ロギング機能により、システムのパフォーマンスを分析し、問題をトラブルシューティングできます。

次のコンポーネントの個別のWebゲート・インスタンスのロギングを構成できます。

ノート:

特に明記しないかぎり、この項のすべての情報は10gと11gのWebゲートに等しく適用されます。たとえば、ログ構成oblog_config_wg.xmlの場所は11gでは変更されましたが、ファイルの内容と他の詳細はほとんど変更されていません。

この項では、次の項目について説明します。

9.1.1 ロギング、ログ・レベルおよびログ出力について

コンポーネント・インスタンスの異なる機能領域に対して別々のロギング・レベルを構成できます。

たとえば、LDAPアクティビティのデバッグ・データを取得して、それ以外のすべてのコンポーネント・アクティビティではエラー・レベルのデータのみを記録できます。また、コンポーネントが処理する各リクエストで要する時間を記録し、異なるレベルのログ・データを別々の宛先に送信できます。たとえば、エラー情報をファイルに送信し、その他のログ・データをシステム・ログに送信できます。
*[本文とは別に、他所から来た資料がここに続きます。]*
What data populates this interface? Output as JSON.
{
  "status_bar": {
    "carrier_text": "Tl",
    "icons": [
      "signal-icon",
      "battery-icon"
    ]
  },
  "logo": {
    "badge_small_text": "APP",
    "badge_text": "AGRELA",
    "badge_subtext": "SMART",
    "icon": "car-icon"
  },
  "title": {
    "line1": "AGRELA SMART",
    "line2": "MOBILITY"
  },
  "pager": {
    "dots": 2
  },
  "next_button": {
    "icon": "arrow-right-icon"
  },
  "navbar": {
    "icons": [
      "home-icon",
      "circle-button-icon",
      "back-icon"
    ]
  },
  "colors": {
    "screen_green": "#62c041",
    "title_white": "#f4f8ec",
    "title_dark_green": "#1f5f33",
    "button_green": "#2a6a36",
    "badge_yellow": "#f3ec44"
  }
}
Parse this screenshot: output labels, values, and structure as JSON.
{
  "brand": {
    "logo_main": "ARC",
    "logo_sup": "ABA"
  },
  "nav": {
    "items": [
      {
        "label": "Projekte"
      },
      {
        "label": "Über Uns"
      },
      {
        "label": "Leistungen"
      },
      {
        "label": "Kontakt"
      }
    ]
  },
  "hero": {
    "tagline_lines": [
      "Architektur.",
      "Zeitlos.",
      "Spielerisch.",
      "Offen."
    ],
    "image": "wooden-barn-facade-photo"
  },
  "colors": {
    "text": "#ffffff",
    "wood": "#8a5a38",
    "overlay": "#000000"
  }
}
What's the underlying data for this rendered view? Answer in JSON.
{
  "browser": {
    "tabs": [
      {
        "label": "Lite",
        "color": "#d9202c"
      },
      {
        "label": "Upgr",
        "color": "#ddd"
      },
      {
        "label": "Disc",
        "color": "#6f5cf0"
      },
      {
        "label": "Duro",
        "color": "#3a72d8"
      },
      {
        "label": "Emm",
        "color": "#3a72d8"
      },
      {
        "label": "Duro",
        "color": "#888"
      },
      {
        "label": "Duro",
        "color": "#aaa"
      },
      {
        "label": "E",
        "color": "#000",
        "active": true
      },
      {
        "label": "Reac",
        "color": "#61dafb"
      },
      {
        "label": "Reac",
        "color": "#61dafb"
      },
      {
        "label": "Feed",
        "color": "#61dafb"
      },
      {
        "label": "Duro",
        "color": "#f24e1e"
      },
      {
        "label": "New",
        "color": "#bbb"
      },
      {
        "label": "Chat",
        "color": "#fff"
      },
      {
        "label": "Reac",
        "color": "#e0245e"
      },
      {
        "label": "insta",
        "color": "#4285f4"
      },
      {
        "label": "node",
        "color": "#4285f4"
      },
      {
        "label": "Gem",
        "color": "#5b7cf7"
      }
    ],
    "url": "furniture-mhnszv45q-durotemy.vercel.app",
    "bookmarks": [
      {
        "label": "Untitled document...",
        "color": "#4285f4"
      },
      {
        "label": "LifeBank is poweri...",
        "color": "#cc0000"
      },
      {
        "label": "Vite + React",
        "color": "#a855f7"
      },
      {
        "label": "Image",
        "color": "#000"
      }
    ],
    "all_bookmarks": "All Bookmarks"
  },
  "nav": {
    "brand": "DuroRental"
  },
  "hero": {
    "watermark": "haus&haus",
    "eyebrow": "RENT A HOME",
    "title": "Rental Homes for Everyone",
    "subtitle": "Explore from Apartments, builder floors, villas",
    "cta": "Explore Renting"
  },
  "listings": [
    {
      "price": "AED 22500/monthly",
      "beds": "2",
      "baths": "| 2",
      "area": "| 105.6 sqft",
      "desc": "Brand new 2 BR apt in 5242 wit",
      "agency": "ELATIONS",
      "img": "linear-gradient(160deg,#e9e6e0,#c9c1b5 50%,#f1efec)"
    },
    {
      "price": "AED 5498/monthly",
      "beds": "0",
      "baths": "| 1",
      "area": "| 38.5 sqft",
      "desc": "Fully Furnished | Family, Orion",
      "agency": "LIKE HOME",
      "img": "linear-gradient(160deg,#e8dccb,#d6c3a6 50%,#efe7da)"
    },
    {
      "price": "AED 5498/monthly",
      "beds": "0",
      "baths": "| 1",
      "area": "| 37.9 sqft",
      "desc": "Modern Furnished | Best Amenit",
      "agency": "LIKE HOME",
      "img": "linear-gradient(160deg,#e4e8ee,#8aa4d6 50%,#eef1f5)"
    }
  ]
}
機密情報の保護: Access Managerでは、ユーザーの機密情報が処理されます。サイトによって異なりますが、ユーザー・パスワード、誕生日、社会保障番号、ロスト・パスワード・リクエストに対するセキュリティ上の質問と回答などが含まれます。セキュリティ番号や保護の対象とするその他の情報も機密データに含めることができます。機密情報は、特定のロギング・レベルで取得されます。現在は、ログ・ファイルの機密情報をフィルタできます(「機密属性のフィルタ処理」を参照してください)。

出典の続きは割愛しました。